Leon Wieseltier, literary editor of the The New Republic, has an excellent piece up about what he calls the “lost art” of simultaneously defending and criticizing Israel. Here’s the crux of his argument:

SO ISRAEL MUST be defended and Israel must be criticized. Almost nobody any longer practices the lost art of doing both at the same time, with similar emphasis, out of equally intense convictions, in a single breath. Instead there is the party of security and the party of justice, as if the country, any country, can endure without both. The debate is a stale contest in cursing between gangs, a tiresome exchange of to-be-sure sentences, uttered by people with anxieties about credibility, or worse, with no such anxieties at all.

This is a piece that I’ve been waiting to see for a long time, and I think it describes where I am perfectly. My experience studying abroad in Israel lured me away from the right-center of Israeli politics, and more towards the center-left, but not into “Israel shouldn’t be a Jewish state” territory. As I was discussing last night with my good friend who is a peace and conflict studies masters candidate at American University, either you’re allied with AIPAC or with Students for Justice in Palestine (SJP). Those of us who fall somewhere in between, who are more prone to intellectualism and objectivity than to eager — and usually reckless — passions, are misunderstood. We do not care to constantly rehash and re-dissect the specifics of Resolution 242, but to rather look at the bigger picture and deal with the here and now.

I often think that I must confuse a lot of my Jewish friends and family. I think that the concept of defensible borders is obsolete, but I also believe that it’s not realistic for millions of Palestinian refugees to return to Israel. The current government is destroying Israel one cabinet decision at a time, but the left isn’t exactly well-organized, and I don’t think leftist parties will make much headway in the next elections. This morning I didn’t buy a bag of Bamba at the supermarket, even though a portion of the proceeds go to building a community center in Sderot, because that money runs through the Jewish National Fund, which is notorious for its blatant anti-Palestinian views and policies. I don’t see the conflict through the eyes of AIPAC, SJP, B’tselem, Stand With Us, or even J Street. Instead, I take a Wieseltier-esque approach of practical intellectualism — of objectivity, balance (whatever that means), and genuine curiosity.

So will I celebrate Israel’s Independence Day this year? Of course. Do I believe that Israel should be an independent Jewish state? Absolutely. But I also think that Israel’s policies in the West Bank and East Jerusalem are colonialist, and that the IDF is not as moral an army as public and private hasbara makes it out to be. According to most, this makes me anti-Israel, a sort of political apikoros. And to others, I’m still supporting an apartheid regime that will stop at nothing to cleanse Israel of Palestinians once and for all.

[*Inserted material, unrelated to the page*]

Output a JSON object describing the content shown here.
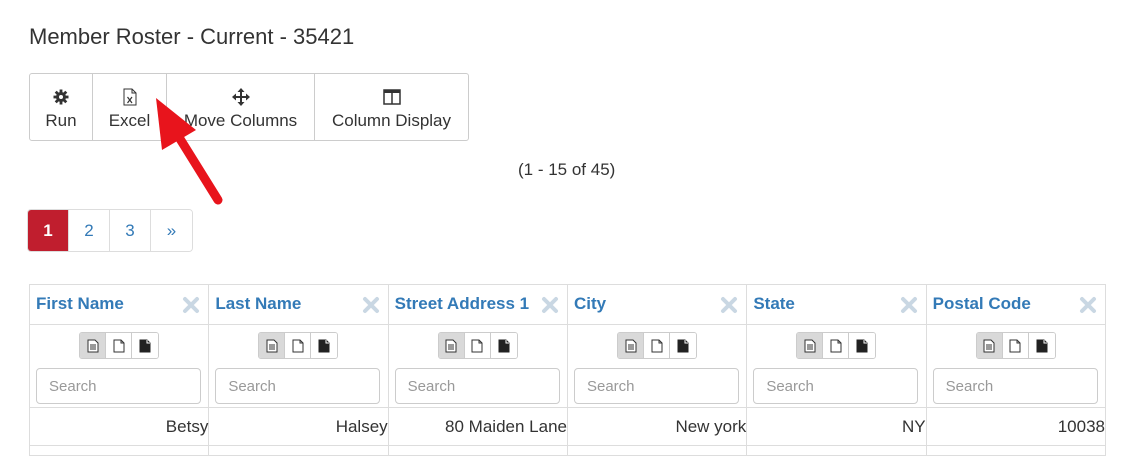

What bothers me more than the fact that what I’m describing is a lost art is the fact that I am made to feel so uncomfortable about where I stand. I have completely refrained from being vocally pro-Israel, pro-two state solution, or pro-Palestinian because I do not want to be known as one or the other. I’m not quite sure where this leaves me, but I will keep practicing this lost art. It’s the only way to be credible.